Years ago, a friend of mine had a highly unsuccessful interview for a faculty position. According to the legend, the department chair, who had had the same adviser as the candidate, was upset that their mutual adviser had written in the reference letter that the candidate was the best graduate student he had ever advised. This was humiliating for the not-best professor and he did not support hiring the candidate.
Perhaps I am naive, but I don't believe that the wounded ego of one professor would be enough to sink someone's chances at a job if there weren't other reasons for other faculty to not prefer this particular candidate. The reasons might be good ones or bad ones, but I think there must have been other reasons. I also think in this case that it was true that the candidate was indeed the best graduate student of that adviser; the years since the fateful interview have demonstrated this well.
It's likely that the adviser sent the same letter to every institution to which the candidate applied and did not modify it out of consideration for his former student who was on the faculty at one of these places. Should the adviser have worded the letter in a different way for that particular institution?
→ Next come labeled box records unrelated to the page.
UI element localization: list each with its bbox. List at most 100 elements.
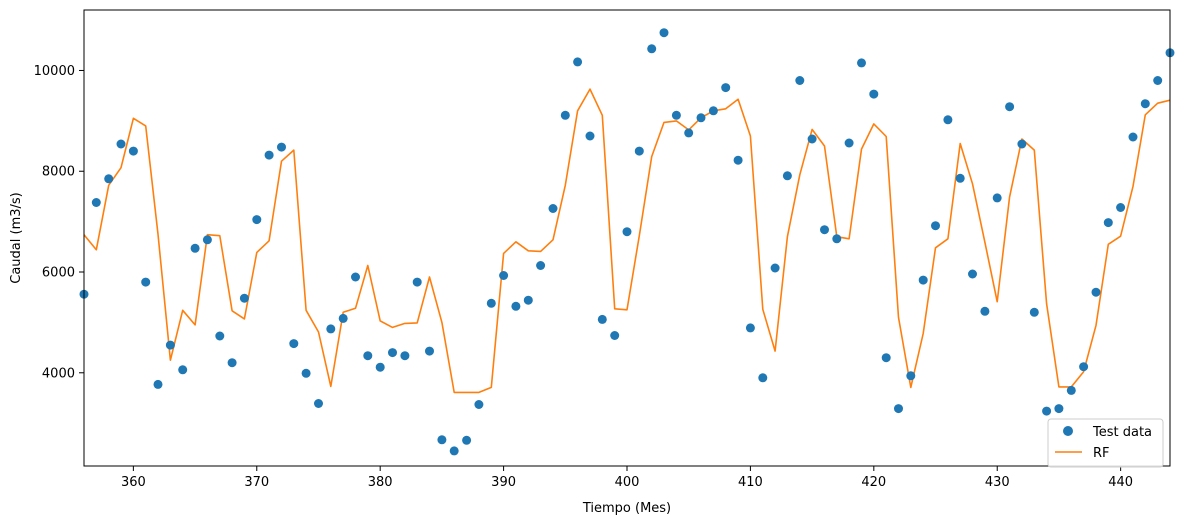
data-point-test	[388, 348, 397, 358]
data-point-test	[758, 373, 768, 383]
data-point-test	[931, 221, 940, 231]
data-point-test	[202, 235, 212, 245]
data-point-test	[585, 131, 595, 141]
y-tick-label: 6000	[42, 266, 75, 281]
legend-label-rf: RF	[1093, 446, 1110, 461]
data-point-test	[314, 399, 323, 408]
data-point-test	[881, 353, 891, 363]
data-point-test	[141, 277, 151, 287]
data-point-test	[326, 324, 336, 334]
data-point-test	[1029, 307, 1039, 317]
data-point-test	[684, 128, 694, 138]
data-point-test	[795, 76, 805, 85]
y-axis: 4000 6000 8000 10000	[34, 64, 84, 381]
data-point-test	[523, 295, 533, 305]
legend: Test data RF	[1047, 418, 1164, 468]
x-tick-label: 420	[861, 475, 886, 490]
x-tick-label: 380	[368, 475, 393, 490]
legend-box	[1047, 418, 1164, 468]
data-point-test	[1017, 139, 1027, 149]
x-axis: 360 370 380 390 400 410 420 430 440	[121, 466, 1133, 490]
data-point-test	[227, 358, 237, 368]
y-tick-label: 8000	[42, 165, 75, 180]
series-line-rf	[83, 88, 1171, 394]
data-point-test	[178, 365, 188, 375]
data-point-test	[955, 173, 965, 183]
data-point-test	[992, 193, 1002, 203]
data-point-test	[412, 277, 422, 287]
data-point-test	[264, 150, 274, 160]
data-point-test	[1091, 287, 1101, 297]
data-point-test	[499, 271, 509, 280]
data-point-test	[980, 306, 990, 316]
data-point-test	[968, 269, 977, 279]
data-point-test	[536, 261, 546, 270]
y-tick-label: 4000	[42, 366, 75, 381]
data-point-test	[820, 225, 829, 235]
data-point-test	[153, 379, 163, 389]
x-tick-label: 410	[738, 475, 763, 490]
data-point-test	[104, 174, 114, 184]
data-point-test	[647, 44, 657, 54]
data-point-test	[449, 446, 459, 456]
data-point-test	[597, 314, 607, 324]
data-point-test	[400, 351, 410, 361]
data-point-test	[277, 142, 286, 152]
data-point-test	[1066, 385, 1076, 395]
legend-label-test-data: Test data	[1092, 425, 1152, 440]
data-point-test	[462, 435, 472, 445]
data-point-test	[906, 371, 916, 381]
data-point-test	[832, 234, 842, 244]
x-tick-label: 390	[491, 475, 516, 490]
data-point-test	[622, 227, 632, 237]
data-point-test	[1128, 132, 1138, 142]
data-point-test	[918, 275, 928, 285]
data-point-test	[437, 435, 447, 445]
data-point-test	[338, 313, 348, 323]
data-point-test	[239, 293, 249, 303]
x-tick-label: 360	[121, 475, 146, 490]
data-point-test	[1054, 404, 1064, 414]
data-point-test	[844, 138, 854, 148]
x-axis-label: Tiempo (Mes)	[582, 501, 671, 516]
data-point-test	[560, 110, 570, 120]
y-axis-label: Caudal (m3/s)	[9, 192, 24, 283]
x-tick-label: 430	[985, 475, 1010, 490]
data-point-test	[190, 243, 200, 253]
series-layer	[79, 28, 1175, 456]
data-point-test	[301, 368, 311, 378]
data-point-test	[869, 89, 879, 99]
data-point-test	[770, 263, 780, 273]
data-point-test	[1079, 362, 1089, 372]
data-point-test	[894, 404, 903, 414]
data-point-test	[116, 139, 126, 149]
data-point-test	[708, 106, 718, 116]
data-point-test	[375, 362, 385, 372]
data-point-test	[1140, 99, 1150, 109]
data-point-test	[1153, 76, 1163, 85]
data-point-test	[1005, 102, 1015, 112]
data-point-test	[215, 331, 225, 341]
plot-background	[84, 10, 1170, 466]
data-point-test	[1042, 406, 1052, 416]
data-point-test	[1103, 218, 1113, 228]
data-point-test	[128, 146, 138, 156]
data-point-test	[363, 351, 373, 361]
data-point-test	[807, 134, 817, 144]
y-tick-label: 10000	[34, 64, 75, 79]
data-point-test	[573, 57, 583, 67]
data-point-test	[857, 58, 866, 68]
x-tick-label: 370	[244, 475, 269, 490]
x-tick-label: 440	[1108, 475, 1133, 490]
data-point-test	[351, 272, 360, 282]
data-point-test	[165, 340, 175, 350]
data-point-test	[610, 331, 620, 340]
data-point-test	[548, 204, 558, 213]
data-point-test	[486, 298, 496, 308]
data-point-test	[943, 115, 953, 125]
data-point-test	[91, 198, 101, 207]
data-point-test	[252, 215, 262, 225]
x-tick-label: 400	[615, 475, 640, 490]
data-point-test	[721, 83, 731, 93]
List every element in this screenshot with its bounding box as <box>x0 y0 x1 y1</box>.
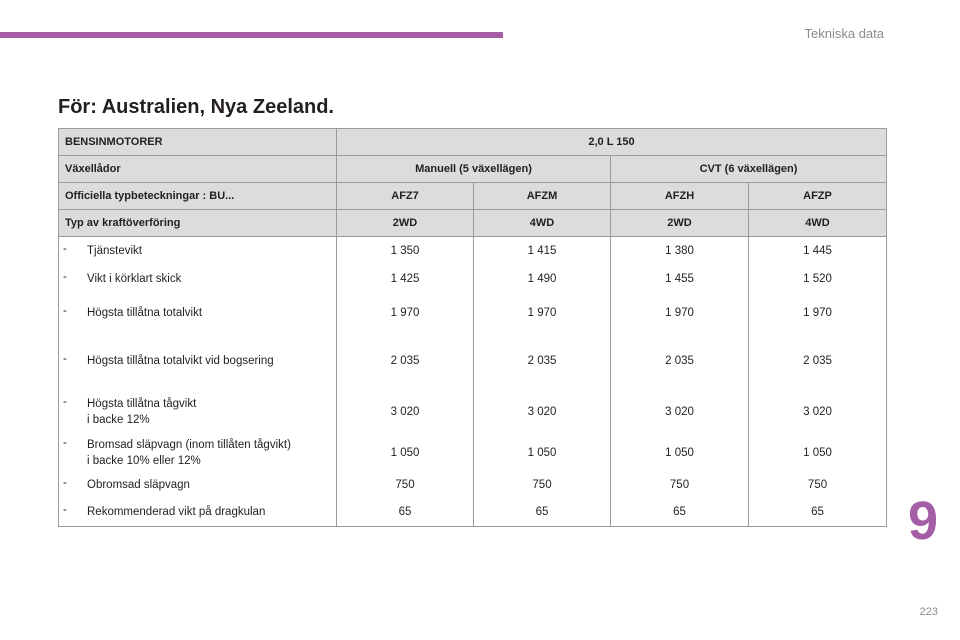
table-row: - Vikt i körklart skick 1 425 1 490 1 455 1 5… <box>58 264 888 293</box>
row-value: 3 020 <box>336 388 474 435</box>
row-value: 2 035 <box>747 332 888 389</box>
row-value: 1 970 <box>610 292 749 333</box>
row-value: 1 970 <box>747 292 888 333</box>
row-label-line: i backe 10% eller 12% <box>87 454 201 467</box>
row-value: 1 050 <box>747 434 888 471</box>
row-value: 3 020 <box>473 388 611 435</box>
row-value: 1 970 <box>336 292 474 333</box>
row-dash: - <box>63 270 67 283</box>
drive-cell: 2WD <box>336 209 474 237</box>
table-row: - Bromsad släpvagn (inom tillåten tågvikt… <box>58 434 888 471</box>
table-row: - Högsta tillåtna totalvikt 1 970 1 970 1 97… <box>58 292 888 333</box>
row-value: 2 035 <box>336 332 474 389</box>
page-title: För: Australien, Nya Zeeland. <box>58 96 334 118</box>
drive-cell: 4WD <box>473 209 611 237</box>
row-dash: - <box>63 436 67 449</box>
typecode-cell: AFZP <box>747 182 888 210</box>
row-label: - Tjänstevikt <box>58 236 337 265</box>
row-value: 1 050 <box>336 434 474 471</box>
row-dash: - <box>63 352 67 365</box>
row-dash: - <box>63 242 67 255</box>
row-dash: - <box>63 476 67 489</box>
row-value: 1 050 <box>610 434 749 471</box>
row-label: - Vikt i körklart skick <box>58 264 337 293</box>
row-label-line: Vikt i körklart skick <box>87 272 182 285</box>
gearbox-row: Växellådor Manuell (5 växellägen) CVT (6… <box>58 155 888 183</box>
row-value: 750 <box>336 470 474 499</box>
row-value: 65 <box>336 498 474 527</box>
row-label: - Högsta tillåtna tågvikt i backe 12% <box>58 388 337 435</box>
drive-cell: 4WD <box>747 209 888 237</box>
row-label-line: Obromsad släpvagn <box>87 478 190 491</box>
row-value: 65 <box>747 498 888 527</box>
table-row: - Obromsad släpvagn 750 750 750 750 <box>58 470 888 499</box>
row-value: 3 020 <box>747 388 888 435</box>
gearbox-label: Växellådor <box>58 155 337 183</box>
typecode-label: Officiella typbeteckningar : BU... <box>58 182 337 210</box>
top-accent-bar <box>0 32 503 38</box>
row-label-line: Tjänstevikt <box>87 244 142 257</box>
row-value: 65 <box>610 498 749 527</box>
typecode-cell: AFZ7 <box>336 182 474 210</box>
drive-cell: 2WD <box>610 209 749 237</box>
table-row: - Högsta tillåtna totalvikt vid bogsering… <box>58 332 888 389</box>
row-label: - Rekommenderad vikt på dragkulan <box>58 498 337 527</box>
row-value: 1 050 <box>473 434 611 471</box>
row-dash: - <box>63 504 67 517</box>
row-value: 750 <box>747 470 888 499</box>
row-label-line: Bromsad släpvagn (inom tillåten tågvikt) <box>87 438 291 451</box>
row-value: 2 035 <box>473 332 611 389</box>
table-row: - Tjänstevikt 1 350 1 415 1 380 1 445 <box>58 236 888 265</box>
typecode-cell: AFZH <box>610 182 749 210</box>
row-label-line: i backe 12% <box>87 413 150 426</box>
row-value: 1 415 <box>473 236 611 265</box>
row-value: 1 380 <box>610 236 749 265</box>
gearbox-cvt: CVT (6 växellägen) <box>609 155 888 183</box>
gearbox-manual: Manuell (5 växellägen) <box>336 155 611 183</box>
row-label: - Högsta tillåtna totalvikt vid bogsering <box>58 332 337 389</box>
row-value: 750 <box>473 470 611 499</box>
page-number: 223 <box>919 606 938 618</box>
drive-row: Typ av kraftöverföring 2WD 4WD 2WD 4WD <box>58 209 888 237</box>
table-row: - Högsta tillåtna tågvikt i backe 12% 3 020… <box>58 388 888 435</box>
table-row: - Rekommenderad vikt på dragkulan 65 65 65 65 <box>58 498 888 527</box>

Or was he was correct to state his frank opinion, which was surely accurate and not a case in which every one of his students was the best?
I was recently thinking about this incident for two reasons:
(1) I have been writing reference letters for graduate students, and I always think about who is likely to read my letter -- anyone I know? anyone my students know? Does it matter in terms of what I write in the letter, or at least how I express my opinions?
(2) I just read a reference letter for an undergraduate student applying to graduate school at my institution. We went to the same college and had the same professor for a particular class, albeit many (many) years apart. Although the applicant is not the best student this professor ever taught, she is very close to the best, who is clearly indicated as a recent student (i.e., not me).
I laughed when I read the letter that states (indirectly) that I was not the best student of that professor. For one thing, I knew that. I did well in his course, but I did not excel.
Also, I was responsible for a practical joke that my class played on this professor and that he still seems to remember when I encounter him at conferences. When my friends and I graduated, he told us that he would miss us, but not too much.
His letter for the almost-best applicant was obviously a form letter sent to all departments to which the applicant was applying, but even if it had not been, this wouldn't have mattered in this case. The applicant is impressive and my ego has weathered the blow (this time).